Technology transfer - seeing the light
24 October 2011
CEE looks at a quality-control technology which is being transferred from its traditional applications in pulp and paper to the metal industry.
Having acquired the machine vision business operations of Viconsys Oy in Finland Metso is now expanding machine vision applications beyond its traditional fields of pulp and paper.
Machine vision systems using analogue tape-based cameras have been used in the paper industry for analysing track breaks since the early 1990s. In 1995, data storage was first digitised, followed by the cameras themselves. Viconsys is believed to be the first to integrate process cameras and fault detection into one system in which all cameras are able to identify and save both process incidents and faults.
Lighting is key in machine vision systems and lights working at a direct current level, that are constantly switched on, are usually employed. However, with fault detection in particular, lights fight each other when filming and picture quality can be poor. To counter this Viconsys developed a pulsating LED light as a replacement. The pulse is so short and sharp that the LEDs do not generate heat.

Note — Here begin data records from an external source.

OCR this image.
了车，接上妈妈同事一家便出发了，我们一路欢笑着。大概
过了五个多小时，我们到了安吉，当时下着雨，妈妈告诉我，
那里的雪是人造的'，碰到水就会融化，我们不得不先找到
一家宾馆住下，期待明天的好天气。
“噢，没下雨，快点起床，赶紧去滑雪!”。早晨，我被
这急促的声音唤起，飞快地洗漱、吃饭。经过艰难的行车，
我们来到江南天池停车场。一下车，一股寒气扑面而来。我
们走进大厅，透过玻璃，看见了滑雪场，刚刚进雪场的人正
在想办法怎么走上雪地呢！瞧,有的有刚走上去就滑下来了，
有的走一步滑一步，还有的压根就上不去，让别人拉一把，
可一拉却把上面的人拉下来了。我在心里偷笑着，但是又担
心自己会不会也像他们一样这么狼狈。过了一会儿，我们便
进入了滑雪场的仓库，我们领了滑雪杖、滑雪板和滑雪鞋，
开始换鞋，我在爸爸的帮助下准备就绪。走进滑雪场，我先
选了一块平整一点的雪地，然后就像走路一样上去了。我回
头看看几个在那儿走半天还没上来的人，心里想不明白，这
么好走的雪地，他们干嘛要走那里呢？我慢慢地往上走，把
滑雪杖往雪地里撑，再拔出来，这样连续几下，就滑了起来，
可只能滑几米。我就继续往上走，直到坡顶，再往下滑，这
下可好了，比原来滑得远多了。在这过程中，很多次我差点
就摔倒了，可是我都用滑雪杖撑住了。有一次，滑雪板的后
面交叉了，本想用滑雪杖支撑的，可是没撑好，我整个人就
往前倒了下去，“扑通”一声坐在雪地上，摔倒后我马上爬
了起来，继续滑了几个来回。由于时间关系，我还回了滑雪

“Normal LED light burns constantly at an equal voltage. An LED pulsating with an electrical impulse is only switched on for 1-2% of the time”, said product manager Niko Niemelä. The pulsating light is reflected from above and below and as transilluminating light, which produces a different kind of response from the monitored surface. Pulsating LEDs have been synchronized with digital cameras so that the camera beam takes a picture from each light angle. The cameras capture 100–300 black-and-white images per second.
Real-time images are processed in a power processor. If the system discovers a sufficiently notable change in a process, it will automatically save the images. An analysis based on the image data helps classify faults.
The digital matrix imaging systems, developed for the observation of processes in the pulp and paper industry can be applied in the metal industry almost as they are, we are told. The matrix camera is the most important part of Metso’s capability to export this technology into other industries. Many competing pulp and paper equipment providers do not offer their own systems, and many fault detection solutions developed for quality inspection applications in the metal industry rely on traditional linescan technology.
The core of the system is a processor card that has two DSP processors and one gigabyte of memory per camera. Data is transferred with optical fiber to the processor card to minimise electromagnetic disturbances from motors.
The movable system with a couple of cameras can be joined to a portable computer. Some larger systems supplied for paper machinery have had as many as 250 cameras. In such cases, data storage requires its own server. Fault/quality charts can be transferred from these systems either for the operator to view or can be printed for the customer with the delivery of goods.
Viconsys and Metso have already jointly delivered many systems. One project involves a fault detection system delivered to an aluminum manufacturer, and it uses a reflection survey on the metal surface to look for scratches, dents, abrasions, and material transported from outside.
Niemelä estimates that Metso machine vision at this stage is best suited for metal surfacing processes, in industries that use ready-painted steel or galvanizing. Machine vision technology can also be used for the quality control of metal used in the car industry. Other promising areas are strip-like processes with variable speeds, such as rolling.